Enem pode mudar redação e cobrar textos em quatro áreas a partir de 2028

Proposta preliminar prevê 50 linhas distribuídas entre Linguagens, Humanas, Natureza e Matemática

Por Redação 18/09/2026 09h09
Enem pode mudar redação e cobrar textos em quatro áreas a partir de 2028
Inep discute mudanças no formato do Enem a partir de 2028 - Foto: Reprodução/MEC

O Instituto Nacional de Estudos e Pesquisas Educacionais Anísio Teixeira (Inep) discute mudanças no formato do Exame Nacional do Ensino Médio (Enem) a partir de 2028. Entre as propostas preliminares está a reformulação da redação, que deixaria de ser um único texto dissertativo-argumentativo para ser dividida entre as quatro áreas do conhecimento.

Pela proposta discutida em reuniões técnicas, os estudantes produziriam 50 linhas de texto ao todo. A distribuição prevista seria de 20 linhas para Linguagens, 10 para Ciências Humanas, 10 para Ciências da Natureza e outras 10 para Matemática.
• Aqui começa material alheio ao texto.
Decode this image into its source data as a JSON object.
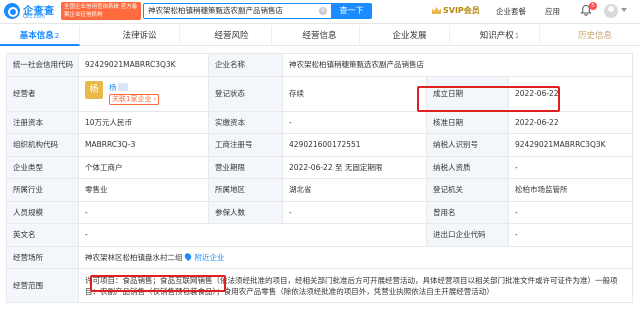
{
  "header": {
    "logo_text": "企查查",
    "logo_sub": "Qcc.com",
    "tagline": "全国企业信用查询系统 官方备案企业征信机构",
    "search_value": "神农架松柏镇稍穗策甄选农副产品销售店",
    "search_button": "查一下",
    "svip_label": "SVIP会员",
    "enterprise_label": "企业套餐",
    "app_label": "应用",
    "notif_count": "5"
  },
  "tabs": [
    {
      "label": "基本信息",
      "count": "2"
    },
    {
      "label": "法律诉讼",
      "count": ""
    },
    {
      "label": "经营风险",
      "count": ""
    },
    {
      "label": "经营信息",
      "count": ""
    },
    {
      "label": "企业发展",
      "count": ""
    },
    {
      "label": "知识产权",
      "count": "1"
    },
    {
      "label": "历史信息",
      "count": ""
    }
  ],
  "rows": {
    "credit_code_label": "统一社会信用代码",
    "credit_code": "92429021MABRRC3Q3K",
    "company_name_label": "企业名称",
    "company_name": "神农架松柏镇稍穗策甄选农副产品销售店",
    "operator_label": "经营者",
    "operator_avatar": "杨",
    "operator_name": "杨",
    "operator_related": "关联1家企业 ›",
    "reg_status_label": "登记状态",
    "reg_status": "存续",
    "founded_label": "成立日期",
    "founded": "2022-06-22",
    "reg_capital_label": "注册资本",
    "reg_capital": "10万元人民币",
    "paid_capital_label": "实缴资本",
    "paid_capital": "-",
    "approved_label": "核准日期",
    "approved": "2022-06-22",
    "org_code_label": "组织机构代码",
    "org_code": "MABRRC3Q-3",
    "biz_reg_label": "工商注册号",
    "biz_reg": "429021600172551",
    "taxpayer_id_label": "纳税人识别号",
    "taxpayer_id": "92429021MABRRC3Q3K",
    "company_type_label": "企业类型",
    "company_type": "个体工商户",
    "term_label": "营业期限",
    "term": "2022-06-22 至 无固定期限",
    "taxpayer_q_label": "纳税人资质",
    "taxpayer_q": "-",
    "industry_label": "所属行业",
    "industry": "零售业",
    "region_label": "所属地区",
    "region": "湖北省",
    "authority_label": "登记机关",
    "authority": "松柏市场监管所",
    "staff_label": "人员规模",
    "staff": "-",
    "insured_label": "参保人数",
    "insured": "-",
    "former_label": "曾用名",
    "former": "-",
    "en_name_label": "英文名",
    "en_name": "-",
    "import_label": "进出口企业代码",
    "import": "-",
    "address_label": "经营场所",
    "address": "神农架林区松柏镇盘水村二组",
    "nearby": "附近企业",
    "scope_label": "经营范围",
    "scope": "许可项目：食品销售；食品互联网销售（依法须经批准的项目，经相关部门批准后方可开展经营活动，具体经营项目以相关部门批准文件或许可证件为准）一般项目：农副产品销售（仅销售预包装食品）；食用农产品零售（除依法须经批准的项目外，凭营业执照依法自主开展经营活动）"
  },
  "colors": {
    "brand": "#1a8cff",
    "highlight": "#e02020",
    "label_bg": "#f3f7fb"
  }
}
Atualmente, o Enem exige uma redação dissertativo-argumentativa de até 30 linhas, elaborada a partir de um tema específico. A mudança em análise busca ampliar a diversidade de raciocínios avaliados durante o exame, segundo participantes das discussões ouvidos pela reportagem.

Questionado sobre a possível alteração, o Inep afirmou que ainda não existe uma decisão definitiva sobre o novo modelo.
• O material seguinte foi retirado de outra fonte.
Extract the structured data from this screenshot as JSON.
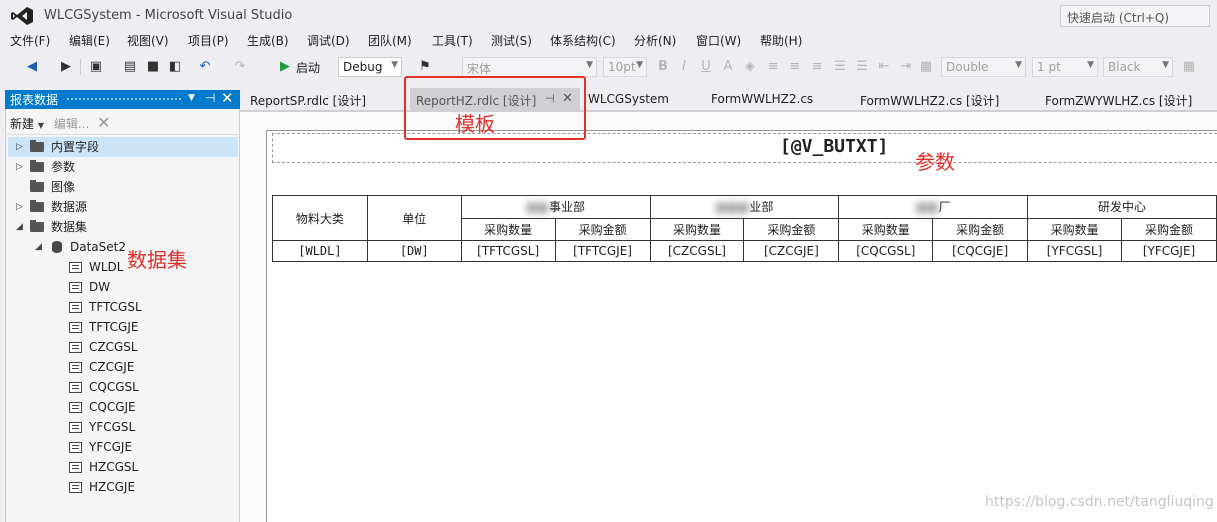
{
  "window": {
    "title": "WLCGSystem - Microsoft Visual Studio",
    "quick_launch_placeholder": "快速启动 (Ctrl+Q)"
  },
  "menu": [
    "文件(F)",
    "编辑(E)",
    "视图(V)",
    "项目(P)",
    "生成(B)",
    "调试(D)",
    "团队(M)",
    "工具(T)",
    "测试(S)",
    "体系结构(C)",
    "分析(N)",
    "窗口(W)",
    "帮助(H)"
  ],
  "toolbar": {
    "start_label": "启动",
    "config_value": "Debug",
    "font_family": "宋体",
    "font_size": "10pt",
    "border_style": "Double",
    "border_width": "1 pt",
    "border_color": "Black"
  },
  "report_data_panel": {
    "title": "报表数据",
    "new_label": "新建",
    "edit_label": "编辑...",
    "tree": {
      "builtin_fields": "内置字段",
      "parameters": "参数",
      "images": "图像",
      "data_sources": "数据源",
      "datasets": "数据集",
      "dataset_name": "DataSet2",
      "fields": [
        "WLDL",
        "DW",
        "TFTCGSL",
        "TFTCGJE",
        "CZCGSL",
        "CZCGJE",
        "CQCGSL",
        "CQCGJE",
        "YFCGSL",
        "YFCGJE",
        "HZCGSL",
        "HZCGJE"
      ]
    }
  },
  "tabs": [
    {
      "label": "ReportSP.rdlc [设计]",
      "active": false
    },
    {
      "label": "ReportHZ.rdlc [设计]",
      "active": true
    },
    {
      "label": "WLCGSystem",
      "active": false
    },
    {
      "label": "FormWWLHZ2.cs",
      "active": false
    },
    {
      "label": "FormWWLHZ2.cs [设计]",
      "active": false
    },
    {
      "label": "FormZWYWLHZ.cs [设计]",
      "active": false
    }
  ],
  "report": {
    "title_expr": "[@V_BUTXT]",
    "col_material": "物料大类",
    "col_unit": "单位",
    "groups": [
      "事业部",
      "业部",
      "厂",
      "研发中心"
    ],
    "sub_qty": "采购数量",
    "sub_amt": "采购金额",
    "row": [
      "[WLDL]",
      "[DW]",
      "[TFTCGSL]",
      "[TFTCGJE]",
      "[CZCGSL]",
      "[CZCGJE]",
      "[CQCGSL]",
      "[CQCGJE]",
      "[YFCGSL]",
      "[YFCGJE]"
    ]
  },
  "annotations": {
    "template": "模板",
    "parameter": "参数",
    "dataset": "数据集"
  },
  "watermark": "https://blog.csdn.net/tangliuqing"
}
“Até o momento, deliberação final ou posição consolidada sobre os pontos específicos de implementação do novo modelo, mas há uma proposta preliminar que será discutida e finalizada até o final do ano”, informou o instituto.

O órgão também afirmou que mantém diálogo com especialistas e com o Ministério da Educação (MEC) para definir as mudanças. O objetivo é que, em 2028, o exame avalie o ensino médio de acordo com a Base Nacional Curricular e a Política Nacional do Ensino Médio.

Enem terá novas funções


A discussão sobre o formato da prova ocorre meses após o governo federal anunciar mudanças nas funções do Enem. Em março, um decreto determinou que o exame também será utilizado para avaliar a aprendizagem dos estudantes ao final do ensino médio, em integração com o Sistema de Avaliação da Educação Básica (Saeb).
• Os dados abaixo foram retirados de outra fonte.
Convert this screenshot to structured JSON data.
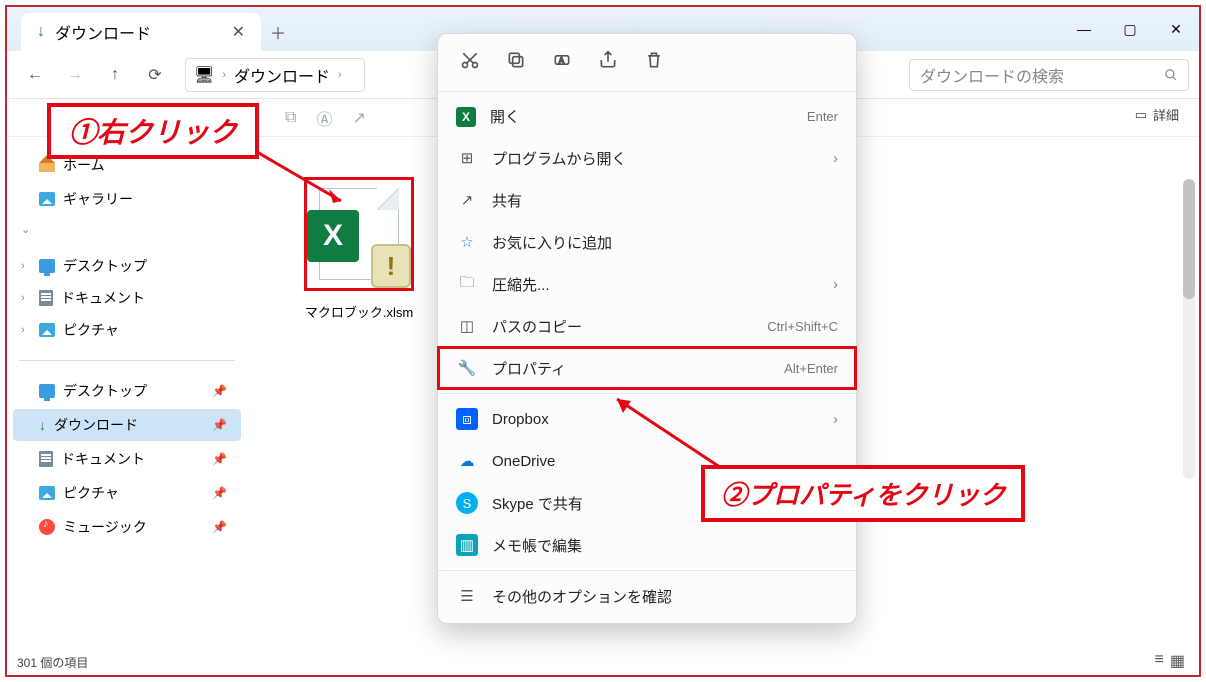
{
  "tab": {
    "title": "ダウンロード"
  },
  "breadcrumb": {
    "item": "ダウンロード"
  },
  "search": {
    "placeholder": "ダウンロードの検索"
  },
  "details_button": "詳細",
  "nav": {
    "home": "ホーム",
    "gallery": "ギャラリー",
    "desktop": "デスクトップ",
    "documents": "ドキュメント",
    "pictures": "ピクチャ",
    "q_desktop": "デスクトップ",
    "q_downloads": "ダウンロード",
    "q_documents": "ドキュメント",
    "q_pictures": "ピクチャ",
    "q_music": "ミュージック"
  },
  "file": {
    "name": "マクロブック.xlsm"
  },
  "status": "301 個の項目",
  "ctx": {
    "open": "開く",
    "open_sc": "Enter",
    "openwith": "プログラムから開く",
    "share": "共有",
    "fav": "お気に入りに追加",
    "compress": "圧縮先...",
    "copypath": "パスのコピー",
    "copypath_sc": "Ctrl+Shift+C",
    "properties": "プロパティ",
    "properties_sc": "Alt+Enter",
    "dropbox": "Dropbox",
    "onedrive": "OneDrive",
    "skype": "Skype で共有",
    "notepad": "メモ帳で編集",
    "more": "その他のオプションを確認"
  },
  "annotation1": "①右クリック",
  "annotation2": "②プロパティをクリック"
}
A utilização do Enem para ingresso no ensino superior, porém, continuará. A prova seguirá sendo usada em processos e programas como o Sistema de Seleção Unificada (Sisu), o Programa Universidade para Todos (Prouni) e o Fundo de Financiamento Estudantil (Fies).

Com a ampliação das funções, os resultados do exame também deverão ser utilizados para produzir diagnósticos sobre a educação básica e acompanhar desigualdades e metas educacionais.

Redação do Enem 2025


Na edição de 2025, estudantes e professores relataram à reportagem a percepção de que as notas da redação haviam sido mais baixas. O Inep negou mudanças nos critérios de correção e apresentou, entre as possíveis explicações, o uso mais frequente de modelos prontos e dos chamados “repertórios de bolso”.

Segundo o instituto, referências genéricas e memorizadas, quando utilizadas sem relação consistente com o tema ou com a argumentação desenvolvida pelo candidato, já poderiam ser penalizadas em edições anteriores.

Na ocasião, o Inep afirmou que a utilização crescente de modelos que poderiam ser adaptados a praticamente qualquer tema havia tornado esse aspecto mais relevante durante a correção das redações.